# Help identifying a wood planer?



## wooden (May 2, 2012)

Hey all! I'm new here. Not much of a woodworker but I am a tool junky! I was wondering if anyone here could help me identify this tool....I think its a planer. I would like to learn what kind and who THE MANUFACTURER is?


http://www.woodworkingtalk.com/memb.../13800-here-pic-planer-does-anyone-recognize/


----------



## joesbucketorust (Dec 13, 2011)

A better picture, description might help. I don't know if I'm looking at 12 inches of bronze with a piece of wood on top, or 5 inches of wood with ???.

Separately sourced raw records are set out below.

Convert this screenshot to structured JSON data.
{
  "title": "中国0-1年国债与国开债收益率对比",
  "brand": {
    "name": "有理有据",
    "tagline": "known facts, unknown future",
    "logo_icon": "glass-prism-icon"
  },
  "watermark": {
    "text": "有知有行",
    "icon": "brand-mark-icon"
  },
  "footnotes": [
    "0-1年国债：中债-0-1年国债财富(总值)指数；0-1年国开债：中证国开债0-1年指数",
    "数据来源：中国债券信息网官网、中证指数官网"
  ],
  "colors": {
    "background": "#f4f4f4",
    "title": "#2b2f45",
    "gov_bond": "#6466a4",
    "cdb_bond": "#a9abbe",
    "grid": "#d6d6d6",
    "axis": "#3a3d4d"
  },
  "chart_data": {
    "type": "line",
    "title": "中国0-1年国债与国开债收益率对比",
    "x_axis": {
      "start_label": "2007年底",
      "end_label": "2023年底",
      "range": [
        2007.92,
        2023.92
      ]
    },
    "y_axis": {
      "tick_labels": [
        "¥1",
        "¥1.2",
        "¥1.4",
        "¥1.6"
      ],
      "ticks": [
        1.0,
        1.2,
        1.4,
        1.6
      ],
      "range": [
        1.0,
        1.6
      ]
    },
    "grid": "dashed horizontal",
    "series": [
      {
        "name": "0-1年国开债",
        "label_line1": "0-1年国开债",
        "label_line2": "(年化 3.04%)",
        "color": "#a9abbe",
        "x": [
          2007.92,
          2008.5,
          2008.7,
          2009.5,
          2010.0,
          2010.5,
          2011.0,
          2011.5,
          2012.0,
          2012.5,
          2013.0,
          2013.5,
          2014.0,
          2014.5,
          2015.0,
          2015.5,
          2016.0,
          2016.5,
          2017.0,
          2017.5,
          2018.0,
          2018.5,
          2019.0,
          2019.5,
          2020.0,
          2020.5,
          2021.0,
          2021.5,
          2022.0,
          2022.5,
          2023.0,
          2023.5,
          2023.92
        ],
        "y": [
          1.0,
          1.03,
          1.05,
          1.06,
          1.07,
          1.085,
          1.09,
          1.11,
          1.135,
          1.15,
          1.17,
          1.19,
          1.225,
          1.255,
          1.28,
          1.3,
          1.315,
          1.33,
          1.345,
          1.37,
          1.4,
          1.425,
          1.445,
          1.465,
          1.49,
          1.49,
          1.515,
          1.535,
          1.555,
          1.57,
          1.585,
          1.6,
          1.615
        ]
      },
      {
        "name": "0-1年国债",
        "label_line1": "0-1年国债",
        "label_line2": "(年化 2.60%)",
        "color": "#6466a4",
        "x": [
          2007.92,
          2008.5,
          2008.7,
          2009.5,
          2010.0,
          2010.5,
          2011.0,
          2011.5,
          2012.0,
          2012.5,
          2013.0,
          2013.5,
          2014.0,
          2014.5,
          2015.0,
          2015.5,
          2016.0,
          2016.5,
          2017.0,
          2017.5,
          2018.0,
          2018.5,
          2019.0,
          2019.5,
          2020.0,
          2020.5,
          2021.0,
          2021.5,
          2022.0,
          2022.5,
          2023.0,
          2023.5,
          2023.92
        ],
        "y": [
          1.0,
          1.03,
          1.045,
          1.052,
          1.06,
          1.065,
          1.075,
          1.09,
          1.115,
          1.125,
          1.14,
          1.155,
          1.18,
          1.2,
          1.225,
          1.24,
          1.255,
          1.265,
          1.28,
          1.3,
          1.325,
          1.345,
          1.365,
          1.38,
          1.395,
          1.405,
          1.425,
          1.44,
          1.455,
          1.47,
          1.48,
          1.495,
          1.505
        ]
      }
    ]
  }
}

But based on the vague shape - it could be a home-made version of Stanley 98, or it could be all that's left of someone's home-made shooting plane.

EDIT: So were you able to take more pics?


----------



## Roger Newby (May 26, 2009)

Sort of reminds me of this.


http://www.leevalley.com/US/wood/page.aspx?p=64338&cat=1,41182


----------



## cynrich (Mar 27, 2020)

Roger Newby said:


> Sort of reminds me of this.
> 
> 
> http://www.leevalley.com/US/wood/page.aspx?p=64338&cat=1,41182


That is a cool tool! I'd love one of those lol


----------